Близкими людьми для него были простые работяги, вгиковские однокашники, Владимир Высоцкий, Никита Михалков (с которым вместе готовили сценарии фильмов «Свой среди чужих, чужой среди своих» и «Ненависть»). Эдуард Володарский на личном опыте знал, что страна наша — сложноустроенная, труднопроходимая не только для внешнего врага, но и для пытливого, влюбленного в нее внутреннего исследователя.
Чапаев, Мессинг, Троцкий, Ломоносов, Грибоедов, Достоевский, Столыпин, Петр Лещенко, Василий Сталин, оружейники Демидовы и Емельян Пугачев как персонажи увлекали его в той же мере, что и упертые орловские крестьяне, из коих происходила мать сценариста Мария Бригова, или поднявшие знаменитое восстание против продразверстки тамбовские мужики. За них Володарский заступался после просмотра нашумевшей картины одного из бывших приятелей: «Неуважение к людям. Незнание людей. Нелюбовь… В этом фильме показывают каких-то червей, которые ползают, насилуют всех кого не лень… Картинки из мира животных. Но они же люди. 60 миллионов пудов хлеба в 1913 году Тамбовская губерния вывезла, половину — за границу. И когда у них все начали отнимать, они поднялись. Разве черви, которых он изобразил, способны на такое сопротивление?.. Был довольно образованный молодой человек, много читал, интеллигентный был мальчик. Откуда это все в нем появилось? Злоба непонятная. Это ведь твой народ, ну как же так можно?»
Он входил в число тех немногих знаковых деятелей отечественной культуры, кто громко протестовал против социал-дарвинизма, пришедшего еще в позднюю перестройку на смену народничеству советского образца. И хотя аттестовал себя «белым», сторонником Империи и самодержавия, его неприятие антисоветчиков находило в народной среде поддержку. «Я их не люблю по одной простой причине — очень много врут. Брешут как сивые мерины. Я же знаю их всех хорошо», — говорил о диссидентах этот завзятый нонконформист. Как темпераментного, склонного к приключениям мужчину его тянуло к жанровым сюжетам, к «интересному» — приключенческой драматургии, биографиям неординарных исторических личностей.
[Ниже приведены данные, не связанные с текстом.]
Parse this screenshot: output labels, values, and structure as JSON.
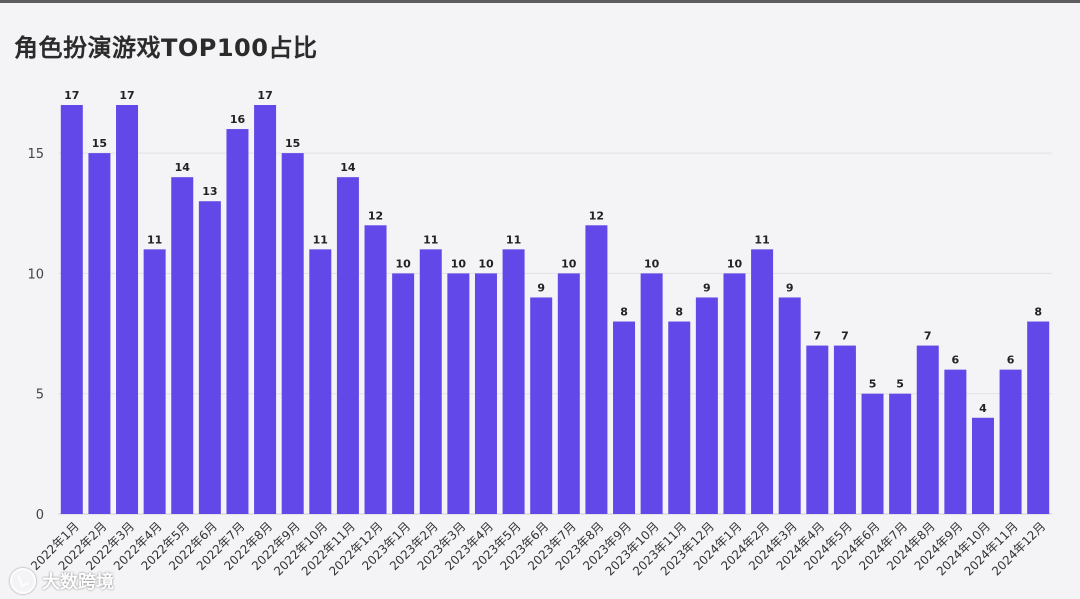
{
  "chart_data": {
    "type": "bar",
    "title": "角色扮演游戏TOP100占比",
    "xlabel": "",
    "ylabel": "",
    "ylim": [
      0,
      18
    ],
    "yticks": [
      0,
      5,
      10,
      15
    ],
    "grid": true,
    "bar_color": "#6248e8",
    "categories": [
      "2022年1月",
      "2022年2月",
      "2022年3月",
      "2022年4月",
      "2022年5月",
      "2022年6月",
      "2022年7月",
      "2022年8月",
      "2022年9月",
      "2022年10月",
      "2022年11月",
      "2022年12月",
      "2023年1月",
      "2023年2月",
      "2023年3月",
      "2023年4月",
      "2023年5月",
      "2023年6月",
      "2023年7月",
      "2023年8月",
      "2023年9月",
      "2023年10月",
      "2023年11月",
      "2023年12月",
      "2024年1月",
      "2024年2月",
      "2024年3月",
      "2024年4月",
      "2024年5月",
      "2024年6月",
      "2024年7月",
      "2024年8月",
      "2024年9月",
      "2024年10月",
      "2024年11月",
      "2024年12月"
    ],
    "values": [
      17,
      15,
      17,
      11,
      14,
      13,
      16,
      17,
      15,
      11,
      14,
      12,
      10,
      11,
      10,
      10,
      11,
      9,
      10,
      12,
      8,
      10,
      8,
      9,
      10,
      11,
      9,
      7,
      7,
      5,
      5,
      7,
      6,
      4,
      6,
      8
    ]
  },
  "watermark": {
    "text": "大数跨境",
    "icon": "watermark-logo-icon"
  }
}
Вместе с тем, будучи выходцем из провинциальных низов, он раз за разом обращался к бытовому материалу. Трудная, рутинная повседневность простого человека его буквально завораживала. Володарский создавал многочисленные вариации, в сущности, одного и того же сюжета, сценарии переделывал в театральные пьесы, а те — в романы. Потом за счет внезапно возникших в сознании новых деталей из собственного прошлого расширял прежний материал. Диапазон его творчества огромен: от придуманных приключений и более-менее достоверных биографий выдающихся личностей до автобиографических историй, в которых царит уже не стрельба с погонями, не интрига, не мифологема, а тягучая, зачастую невыносимая повседневность: «Кроме клубов и дискотек… кроме этих блудниц… существует и мир людей работающих. Трудящихся. Которые добывают нефть и уголь, рубят лес, строят дома, дороги. Существует огромный мир этих людей». И там, и здесь талантливый драматург не просто технологично, профессионально отрабатывает гонорары, но внутренне вкладывается, последовательно реализует в многостраничных сценариях собственную мировоззренческую установку. «Думаю, жизнь будет посильнее! Жизнь любая», — это ответ на вопрос о соотношении сугубо книжного, фантазийного материала и того содержания, которое открывается многим из нас в процессе проживания нашей мало кому заметной повседневности.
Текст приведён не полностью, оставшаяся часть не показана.